The Digital Services Act, which the European Parliament overwhelmingly approved earlier this week, is now a reality and may serve as the benchmark for online content governance in the EU. The approval of the text by the European Council of Ministers in September will clear the last hurdle, which is merely a formality.
The groundbreaking legislation has some of the most extensive transparency and platform accountability requirements to date, which is good news. It will provide users with genuine control over, insight into, and protection from some of the most pervasive and harmful elements of our online spaces.
As the European Commission starts working seriously on creating the enforcement mechanisms, attention is now turned to putting the comprehensive law into practice. The proposed regime has a complicated structure wherein the European Commission and national regulators, in this case known as Digital Services Coordinators, share responsibility (DSCs). It will heavily rely on the development of new roles, the enlargement of current responsibilities, and seamless cross-border cooperation. It is obvious that there are currently insufficient institutional resources to effectively implement this legislation.
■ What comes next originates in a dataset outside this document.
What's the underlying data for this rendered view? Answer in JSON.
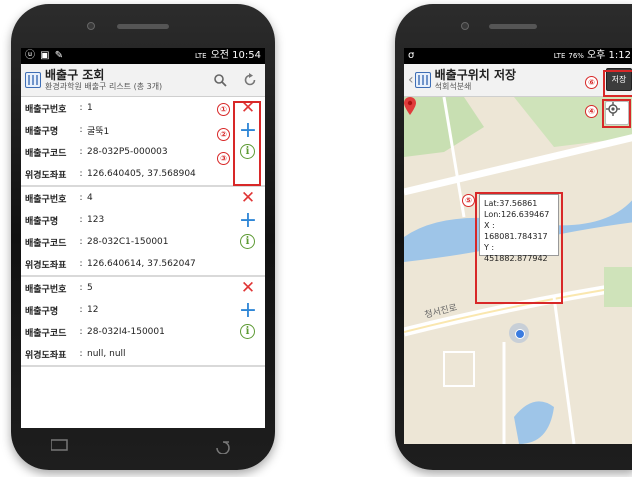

The Commission has offered a “sneak peek” into how they intend to address some of the more glaring implementation challenges, such as how they intend to monitor major online platforms and how they will try to avoid the issues that plague GDPR, like out-of-synch national regulators and selective enforcement, but their proposal only begs more questions. To help with the enforcement of the extensive new algorithmic transparency and data accessibility obligations, a large number of new employees will need to be hired, and a new European Centre for Algorithmic Transparency will need to entice top-tier data scientists and experts. According to the Commission’s initial plans, its regulatory responsibilities will be divided into different thematic groups, including a societal issues team that will be in charge of overseeing some of the novel due diligence requirements. Concerningly, a lack of resources in this area runs the risk of turning these fought-for commitments into meaningless checkbox tasks.
The platforms’ responsibility to conduct assessments to address systemic risks to their services is a crucial illustration. It will be necessary to consider all of the fundamental rights guaranteed by the EU Charter during this difficult process. To achieve this, the tech companies will need to create human rights impact assessments (HRIAs), which are evaluation processes designed to identify and mitigate potential human rights risks resulting from a service or business, or in this case, a platform. Throughout the negotiation process, civil society urged the tech companies to develop HRIAs. However, it will be up to the Board, which will be comprised of the DSCs and will be presided over by the Commission, to evaluate the most significant systemic risks identified each year and to provide guidelines for mitigation measures. As someone who has assisted in the creation and evaluation of HRIAs, I am aware that this will not be a simple task, even with the input of independent auditors and researchers.
The assessments must establish thorough baselines, detailed impact analyses, evaluation protocols, and stakeholder engagement strategies if they are to have an impact. The best HRIAs incorporate a gender-sensitive methodology and give special consideration to systemic risks that will disproportionately affect people from historically marginalized communities.
This is the most practical way to make sure all potential rights violations are taken into account.
Fortunately, there is guidance on how to develop these assessments provided by the international human rights framework, such as the UN Guiding Principles on Human Rights. However, platforms’ interpretations of and investments in these assessments, as well as the effectiveness of the Commission’s and national regulators’ enforcement of these obligations, will determine how well the provision is implemented. The institutions’ capacity, however, is nowhere near what the DSA will require in terms of developing the standards, best practices, and evaluating mitigation strategies.